La Poutargue T'as de beaux oeufs, tu sais...(Vent Sud, été 2014)

Vent Sud Ete 2014Article paru dans le journal Vent Sud de l'été 2014 sous le titre "La poutargue T'as de beaux oeufs, tu sais...".

Une centaine d’espèces de mulets ou muges peuplent les mers du monde. Mais à Port-de-Bouc, Lucie et Frédéric Paez n’ont d’yeux que pour le poutarguier. Ou plutôt ses œufs, base de la poutargue, de l’arabe « bitârikha » (œufs de poisson salés). « Nous les achetons localement auprès des pêcheurs en saison et à l’international le reste de l’année. » Et pour cause : leur conserverie, Lou Mujou, est la dernière en France à disposer de l’agrément sanitaire pour travailler ce « caviar martégal ». À ce titre, elle a même été labellisée Entreprise du Patrimoine Vivant, une marque nationale qui distingue un savoir-faire rare.

PLUSIEURS SEMAINES D’AFFINAGE

« Sans doute importée en Provence par les Phéniciens lorsqu’ils fondèrent Marseille au VIè siècle avant J-C., la recette s’est transmise au fil des générations de pêcheurs, sans trace écrite pour en préserver le secret », explique Frédéric. Dont acte : à peine livrées, les poches d’œufs sont préparées sur le champ avec d’infinies précautions. Salées pour en exhaler la saveur, elles sont débarrassées aux ciseaux des veines amères qui les recouvrent, puis pressées jusqu’à former un parallélépipède. Dernière étape : la poutargue est affinée plusieurs semaines dans une pièce obscure, à température et hygrométrie constantes, avant d’être mise sous vide.
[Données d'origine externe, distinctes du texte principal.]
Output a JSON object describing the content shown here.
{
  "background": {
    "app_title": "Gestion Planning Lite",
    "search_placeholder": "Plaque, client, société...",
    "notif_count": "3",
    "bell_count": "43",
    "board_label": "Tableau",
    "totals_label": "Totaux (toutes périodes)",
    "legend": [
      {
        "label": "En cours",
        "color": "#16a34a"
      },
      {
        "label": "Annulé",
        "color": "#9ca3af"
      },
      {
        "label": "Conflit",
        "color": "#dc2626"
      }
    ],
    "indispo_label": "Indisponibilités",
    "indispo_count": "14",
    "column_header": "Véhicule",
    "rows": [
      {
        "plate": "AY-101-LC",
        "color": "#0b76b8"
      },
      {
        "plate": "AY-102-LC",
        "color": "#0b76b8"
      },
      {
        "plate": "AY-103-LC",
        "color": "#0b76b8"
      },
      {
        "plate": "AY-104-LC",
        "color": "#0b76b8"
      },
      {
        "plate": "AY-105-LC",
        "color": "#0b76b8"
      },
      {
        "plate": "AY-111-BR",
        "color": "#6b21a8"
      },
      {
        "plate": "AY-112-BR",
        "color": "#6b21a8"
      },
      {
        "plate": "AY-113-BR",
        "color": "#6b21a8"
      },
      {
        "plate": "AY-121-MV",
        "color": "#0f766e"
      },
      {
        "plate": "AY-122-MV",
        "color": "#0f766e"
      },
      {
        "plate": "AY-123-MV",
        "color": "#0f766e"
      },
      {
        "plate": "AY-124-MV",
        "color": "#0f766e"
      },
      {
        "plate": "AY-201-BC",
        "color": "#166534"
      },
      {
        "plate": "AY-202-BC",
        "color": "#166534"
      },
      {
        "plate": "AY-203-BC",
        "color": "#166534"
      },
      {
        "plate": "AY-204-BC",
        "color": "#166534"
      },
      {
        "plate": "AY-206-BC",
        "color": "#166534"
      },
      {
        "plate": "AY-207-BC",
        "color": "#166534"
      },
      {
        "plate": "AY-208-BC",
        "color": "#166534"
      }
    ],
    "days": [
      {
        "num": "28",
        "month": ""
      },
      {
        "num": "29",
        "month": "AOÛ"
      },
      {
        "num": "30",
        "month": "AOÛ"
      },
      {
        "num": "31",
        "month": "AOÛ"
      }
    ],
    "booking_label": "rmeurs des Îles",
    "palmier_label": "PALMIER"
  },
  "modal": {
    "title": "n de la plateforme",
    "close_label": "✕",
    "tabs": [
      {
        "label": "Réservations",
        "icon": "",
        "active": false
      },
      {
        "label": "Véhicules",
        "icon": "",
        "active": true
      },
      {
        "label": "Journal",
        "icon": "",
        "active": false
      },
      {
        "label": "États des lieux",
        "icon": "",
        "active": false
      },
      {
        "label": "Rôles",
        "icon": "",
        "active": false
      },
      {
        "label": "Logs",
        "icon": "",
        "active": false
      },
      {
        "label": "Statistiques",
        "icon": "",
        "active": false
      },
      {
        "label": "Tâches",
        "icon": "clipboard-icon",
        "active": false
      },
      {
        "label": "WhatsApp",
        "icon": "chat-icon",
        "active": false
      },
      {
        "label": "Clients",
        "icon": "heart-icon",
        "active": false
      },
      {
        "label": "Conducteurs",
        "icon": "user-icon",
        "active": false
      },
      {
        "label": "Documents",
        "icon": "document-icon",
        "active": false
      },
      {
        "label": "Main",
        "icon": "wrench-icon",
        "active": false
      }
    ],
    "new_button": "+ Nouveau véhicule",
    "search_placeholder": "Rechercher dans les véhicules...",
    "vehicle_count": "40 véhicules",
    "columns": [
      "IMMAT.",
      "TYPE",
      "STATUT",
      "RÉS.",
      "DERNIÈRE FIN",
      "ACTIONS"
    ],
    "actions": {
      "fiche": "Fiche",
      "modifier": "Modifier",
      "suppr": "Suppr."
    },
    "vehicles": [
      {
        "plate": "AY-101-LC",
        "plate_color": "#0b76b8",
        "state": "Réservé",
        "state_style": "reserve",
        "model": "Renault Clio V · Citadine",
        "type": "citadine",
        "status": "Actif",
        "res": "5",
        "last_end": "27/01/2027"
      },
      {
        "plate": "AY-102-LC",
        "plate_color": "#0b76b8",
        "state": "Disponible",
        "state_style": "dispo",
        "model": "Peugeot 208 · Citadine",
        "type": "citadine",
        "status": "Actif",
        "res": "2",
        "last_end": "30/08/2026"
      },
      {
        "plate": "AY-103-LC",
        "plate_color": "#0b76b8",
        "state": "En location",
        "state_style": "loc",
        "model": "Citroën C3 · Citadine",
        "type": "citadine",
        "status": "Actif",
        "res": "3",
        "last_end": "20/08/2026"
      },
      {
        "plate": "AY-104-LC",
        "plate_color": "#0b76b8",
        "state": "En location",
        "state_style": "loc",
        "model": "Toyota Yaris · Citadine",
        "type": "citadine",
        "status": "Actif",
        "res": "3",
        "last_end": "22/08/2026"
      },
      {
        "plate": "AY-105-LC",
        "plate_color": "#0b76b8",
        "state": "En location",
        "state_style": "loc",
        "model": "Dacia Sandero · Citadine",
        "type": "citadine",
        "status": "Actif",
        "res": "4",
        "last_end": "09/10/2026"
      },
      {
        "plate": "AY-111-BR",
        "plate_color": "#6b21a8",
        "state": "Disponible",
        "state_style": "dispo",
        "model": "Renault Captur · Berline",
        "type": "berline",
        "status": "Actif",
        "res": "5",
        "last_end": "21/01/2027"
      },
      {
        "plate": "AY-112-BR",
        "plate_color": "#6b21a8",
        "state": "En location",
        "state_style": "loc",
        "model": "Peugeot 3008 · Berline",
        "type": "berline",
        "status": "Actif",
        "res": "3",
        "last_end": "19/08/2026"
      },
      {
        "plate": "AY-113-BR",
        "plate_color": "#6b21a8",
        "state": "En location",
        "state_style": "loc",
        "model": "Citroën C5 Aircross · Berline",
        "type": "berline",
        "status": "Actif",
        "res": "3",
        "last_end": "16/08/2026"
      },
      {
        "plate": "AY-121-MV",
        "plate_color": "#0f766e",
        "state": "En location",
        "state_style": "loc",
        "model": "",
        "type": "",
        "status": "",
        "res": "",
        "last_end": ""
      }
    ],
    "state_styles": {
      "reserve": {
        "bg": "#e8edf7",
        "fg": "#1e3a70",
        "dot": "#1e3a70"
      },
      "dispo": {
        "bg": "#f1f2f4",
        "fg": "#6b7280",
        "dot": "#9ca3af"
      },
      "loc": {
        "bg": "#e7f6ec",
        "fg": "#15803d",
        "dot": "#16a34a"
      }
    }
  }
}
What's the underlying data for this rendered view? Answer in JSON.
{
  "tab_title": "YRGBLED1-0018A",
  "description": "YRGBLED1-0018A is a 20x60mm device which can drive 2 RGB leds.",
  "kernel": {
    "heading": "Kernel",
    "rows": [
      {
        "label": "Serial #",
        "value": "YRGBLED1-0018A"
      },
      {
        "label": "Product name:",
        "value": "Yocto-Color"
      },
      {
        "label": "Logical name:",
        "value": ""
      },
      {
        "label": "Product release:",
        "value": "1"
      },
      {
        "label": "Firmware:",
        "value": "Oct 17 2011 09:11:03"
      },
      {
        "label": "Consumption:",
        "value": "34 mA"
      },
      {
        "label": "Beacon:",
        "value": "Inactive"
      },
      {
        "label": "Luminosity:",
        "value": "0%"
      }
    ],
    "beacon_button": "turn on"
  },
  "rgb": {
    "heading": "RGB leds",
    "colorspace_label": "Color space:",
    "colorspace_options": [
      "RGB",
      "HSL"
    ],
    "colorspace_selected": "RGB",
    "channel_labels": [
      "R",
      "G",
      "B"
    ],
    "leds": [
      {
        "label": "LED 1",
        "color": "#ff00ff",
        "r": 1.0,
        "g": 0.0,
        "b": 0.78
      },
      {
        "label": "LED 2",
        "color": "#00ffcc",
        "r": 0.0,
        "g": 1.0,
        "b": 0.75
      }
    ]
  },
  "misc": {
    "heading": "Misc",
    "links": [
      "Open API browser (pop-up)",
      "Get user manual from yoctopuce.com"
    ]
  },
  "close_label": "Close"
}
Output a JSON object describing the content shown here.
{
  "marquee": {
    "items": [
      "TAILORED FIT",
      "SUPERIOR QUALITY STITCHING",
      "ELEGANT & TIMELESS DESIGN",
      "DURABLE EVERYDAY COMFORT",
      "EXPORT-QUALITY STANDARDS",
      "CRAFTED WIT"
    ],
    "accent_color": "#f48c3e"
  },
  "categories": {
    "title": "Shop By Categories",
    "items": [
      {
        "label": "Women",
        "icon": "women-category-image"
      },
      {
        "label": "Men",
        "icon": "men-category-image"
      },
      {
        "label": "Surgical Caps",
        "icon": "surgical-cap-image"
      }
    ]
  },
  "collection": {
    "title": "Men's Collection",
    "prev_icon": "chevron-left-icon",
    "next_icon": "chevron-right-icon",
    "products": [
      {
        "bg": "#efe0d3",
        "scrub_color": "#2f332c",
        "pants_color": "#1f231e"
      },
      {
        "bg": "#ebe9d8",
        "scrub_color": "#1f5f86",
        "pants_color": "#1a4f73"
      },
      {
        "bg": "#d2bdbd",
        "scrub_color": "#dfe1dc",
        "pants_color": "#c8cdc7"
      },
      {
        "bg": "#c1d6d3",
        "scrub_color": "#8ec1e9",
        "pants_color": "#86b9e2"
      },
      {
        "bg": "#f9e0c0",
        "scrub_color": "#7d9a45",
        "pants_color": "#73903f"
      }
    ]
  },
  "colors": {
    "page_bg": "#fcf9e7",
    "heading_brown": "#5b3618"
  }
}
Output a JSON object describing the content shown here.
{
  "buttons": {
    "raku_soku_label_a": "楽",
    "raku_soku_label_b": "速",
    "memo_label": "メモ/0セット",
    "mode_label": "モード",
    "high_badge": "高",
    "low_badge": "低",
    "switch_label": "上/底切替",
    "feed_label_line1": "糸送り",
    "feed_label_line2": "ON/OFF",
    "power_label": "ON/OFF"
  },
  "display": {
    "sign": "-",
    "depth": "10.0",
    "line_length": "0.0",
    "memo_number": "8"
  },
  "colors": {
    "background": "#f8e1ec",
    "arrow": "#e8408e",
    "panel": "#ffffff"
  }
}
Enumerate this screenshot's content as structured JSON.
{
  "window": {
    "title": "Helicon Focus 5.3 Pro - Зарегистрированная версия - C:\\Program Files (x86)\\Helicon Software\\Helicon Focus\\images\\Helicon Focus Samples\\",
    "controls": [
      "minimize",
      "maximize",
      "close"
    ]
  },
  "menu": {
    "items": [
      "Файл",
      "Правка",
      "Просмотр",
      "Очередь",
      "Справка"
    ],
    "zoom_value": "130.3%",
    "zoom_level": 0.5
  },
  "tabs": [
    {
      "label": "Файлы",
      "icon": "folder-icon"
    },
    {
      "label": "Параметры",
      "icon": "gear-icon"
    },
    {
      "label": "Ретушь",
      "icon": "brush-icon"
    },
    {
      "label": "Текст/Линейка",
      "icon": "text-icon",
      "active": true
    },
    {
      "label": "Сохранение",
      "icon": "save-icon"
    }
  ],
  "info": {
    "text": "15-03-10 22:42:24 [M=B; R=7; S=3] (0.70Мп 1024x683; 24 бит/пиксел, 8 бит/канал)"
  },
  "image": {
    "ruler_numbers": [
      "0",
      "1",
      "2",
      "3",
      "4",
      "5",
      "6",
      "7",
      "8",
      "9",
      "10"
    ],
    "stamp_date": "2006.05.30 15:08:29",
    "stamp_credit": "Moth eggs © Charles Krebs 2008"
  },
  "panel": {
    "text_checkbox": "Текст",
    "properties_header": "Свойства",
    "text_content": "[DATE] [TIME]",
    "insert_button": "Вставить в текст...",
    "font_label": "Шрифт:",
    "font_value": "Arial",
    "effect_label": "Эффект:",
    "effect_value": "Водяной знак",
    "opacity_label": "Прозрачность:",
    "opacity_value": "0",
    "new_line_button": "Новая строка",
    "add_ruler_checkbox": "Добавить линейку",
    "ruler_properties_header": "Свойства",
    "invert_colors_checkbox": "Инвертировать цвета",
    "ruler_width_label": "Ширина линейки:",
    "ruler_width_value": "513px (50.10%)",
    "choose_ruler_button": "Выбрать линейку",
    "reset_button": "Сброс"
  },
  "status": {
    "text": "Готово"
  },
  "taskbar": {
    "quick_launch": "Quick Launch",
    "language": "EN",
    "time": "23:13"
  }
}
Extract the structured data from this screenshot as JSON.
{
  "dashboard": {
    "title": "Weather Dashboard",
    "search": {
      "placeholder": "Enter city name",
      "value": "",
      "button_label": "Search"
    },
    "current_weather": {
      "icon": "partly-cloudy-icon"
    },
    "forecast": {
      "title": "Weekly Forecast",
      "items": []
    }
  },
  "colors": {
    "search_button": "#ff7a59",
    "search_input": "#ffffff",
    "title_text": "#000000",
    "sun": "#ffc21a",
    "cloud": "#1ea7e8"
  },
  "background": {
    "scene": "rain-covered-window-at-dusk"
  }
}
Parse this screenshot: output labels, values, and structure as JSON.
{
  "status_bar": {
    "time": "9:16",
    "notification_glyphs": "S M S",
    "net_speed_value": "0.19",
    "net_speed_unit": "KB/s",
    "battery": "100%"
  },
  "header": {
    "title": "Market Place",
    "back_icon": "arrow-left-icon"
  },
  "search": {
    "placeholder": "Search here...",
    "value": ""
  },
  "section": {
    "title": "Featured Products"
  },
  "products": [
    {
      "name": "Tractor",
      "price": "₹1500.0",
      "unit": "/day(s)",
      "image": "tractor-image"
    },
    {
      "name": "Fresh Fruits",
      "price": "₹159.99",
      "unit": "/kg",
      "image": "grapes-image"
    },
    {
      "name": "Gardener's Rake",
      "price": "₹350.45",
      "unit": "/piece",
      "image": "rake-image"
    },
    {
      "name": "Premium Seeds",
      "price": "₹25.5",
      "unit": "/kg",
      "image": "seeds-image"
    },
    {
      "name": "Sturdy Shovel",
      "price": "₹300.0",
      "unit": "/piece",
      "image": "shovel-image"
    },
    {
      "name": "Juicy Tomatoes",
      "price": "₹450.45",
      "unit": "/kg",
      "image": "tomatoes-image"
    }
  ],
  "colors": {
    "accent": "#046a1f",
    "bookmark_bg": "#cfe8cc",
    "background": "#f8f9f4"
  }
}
Un processus manuel long qui justifie le prix : 120 € le kilo. «Nous ne produisons que 6 kilos de poutargue par jour contre 150 pour les industriels », souligne Frédéric. Surtout, contrairement aux produits importés de Mauritanie, du Sénégal ou du Brésil, « elle n’est jamais enrobée de cire comme le veut la tradition martégale. »

UN GOÛT PRÉSERVÉ

Car si la paraffine assure une conservation plus longue du produit, « elle en dénature le goût et en grève le coût. En outre, le client ne peut pas se rendre compte de ce qu’il achète. » Estampillée « La saveur des calanques », cette poutargue mais aussi d’autres perles rares comme le mélet, préparation relevée à base d’alevins d’anchois, de fenouil, de laurier et d’huile d’olive, ont déjà séduit de nombreux chefs étoilés et épiceries fines à travers le monde.

Une victoire pour ce jeune couple qui a relancé la conserverie en 2011, à l’issue d’une reconversion. « Éditeur et historienne mais aussi fous de gastronomie, nous avons voulu remettre au goût du jour des spécialités oubliées. » Bien leur en a pris !

DES MAILLES ET DES MUGES

C’est là, d’une rive à l’autre du canal de Caronte, qu’elles tendent leur immense filet : les familles Ortis à Martigues et Mas à Port-de-Bouc, sont les dernières à pratiquer la pêche traditionnelle au calen (prononcez « câlin »).

L’été, quand les muges poutarguiers quittent l’étang de Berre pour aller pondre en mer, le rituel est simple : un pêcheur relève le filet à l’aide d’un treuil depuis la berge tandis que deux autres partent, en barque, ramasser les poissons piégés. À terre, la double poche contenant les œufs des femelles est travaillée à l’ancienne, séchée à l’air libre, suspendue à un crochet. Une production confidentielle de poutargue, vendue à la (bonne) tête du client...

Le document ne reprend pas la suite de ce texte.